Buglife asks Government for action on alien species

Wednesday 8th October 2014

Buglife believes that all invertebrates are important. However sometimes bugs can end up where they’re not supposed to, and sometimes this leads to problems. These alien (non-native) species may have damaging effects on their new environment and can push out our native animals or plants.

Buglife have contributed to a priority alien species list that has been submitted by environmental organisations to Defra, in an attempt to halt the introduction to the UK of the most invasive species. The launch of this list comes as yet another highly invasive and potentially damaging invertebrate, the Quagga mussel (Dreissena bugensis) has been found in UK waters for the first time.

Dr Margaret Palmer, compiler of the list of 54 invertebrates, said “This list includes species that have been with us for some time and others that are thought to be on their way here. In fact this year, as we have been drawing up the list, three of the species on it have been found in this country for the first time.
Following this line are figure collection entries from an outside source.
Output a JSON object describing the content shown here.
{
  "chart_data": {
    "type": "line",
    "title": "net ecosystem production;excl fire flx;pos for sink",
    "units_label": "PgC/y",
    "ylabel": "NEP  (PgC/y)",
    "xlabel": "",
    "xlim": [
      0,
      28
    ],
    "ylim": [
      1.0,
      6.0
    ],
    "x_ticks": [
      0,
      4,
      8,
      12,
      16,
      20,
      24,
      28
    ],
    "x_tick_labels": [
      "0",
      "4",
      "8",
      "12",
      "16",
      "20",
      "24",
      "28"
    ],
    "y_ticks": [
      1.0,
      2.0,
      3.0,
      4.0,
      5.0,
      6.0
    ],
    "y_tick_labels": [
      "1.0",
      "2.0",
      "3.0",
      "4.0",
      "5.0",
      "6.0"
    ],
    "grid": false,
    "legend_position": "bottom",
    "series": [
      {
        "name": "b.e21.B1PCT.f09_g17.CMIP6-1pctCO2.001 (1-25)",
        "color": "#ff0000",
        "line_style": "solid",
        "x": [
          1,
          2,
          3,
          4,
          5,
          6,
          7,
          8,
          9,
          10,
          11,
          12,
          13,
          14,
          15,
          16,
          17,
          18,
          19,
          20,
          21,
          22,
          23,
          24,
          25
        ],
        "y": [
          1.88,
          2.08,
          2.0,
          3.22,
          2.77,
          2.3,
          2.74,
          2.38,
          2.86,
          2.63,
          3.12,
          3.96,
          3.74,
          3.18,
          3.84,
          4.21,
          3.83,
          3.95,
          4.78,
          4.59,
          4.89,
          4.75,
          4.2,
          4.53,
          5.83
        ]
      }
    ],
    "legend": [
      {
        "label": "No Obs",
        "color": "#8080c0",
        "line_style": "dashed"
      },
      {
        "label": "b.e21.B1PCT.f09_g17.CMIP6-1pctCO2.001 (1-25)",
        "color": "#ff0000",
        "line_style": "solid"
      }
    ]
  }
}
These are two crabs from the western Pacific – the Asian shore crab (Hemigrapsus sanguineus) and the Brush-clawed shore crab (Hemigrapsus takanoi) – as well as the Quagga mussel, which was recently discovered in Surrey.”

A new EU regulation, coming into effect on the 1st January 2015, advises member states to create lists of invasive alien species of concern within their own territories, and put appropriate control measures in place. With this in mind, Buglife have defined a process, based on reliable and up-to-date information, for identifying species which are likely to cause the most damage to our environment.

The arrival of the Quagga mussel is an example of why action is needed. Originally from Ukraine, this species has now colonised the Netherlands, Germany and North America. Due to its filtering capacity and ability to produce dense populations, it can significantly reduce native biodiversity, and alter whole freshwater ecosystems. It is also a nuisance and economic problem when growing in pipes of water treatment plants or commercial ships.

Craig Macadam, Buglife’s Conservation Director said “We hope that the UK will come up with an adequate response to the new regulation. Buglife are calling on the Government to take action, for instance by signing the Ballast Water Management Convention, before many more alien species become established in the UK.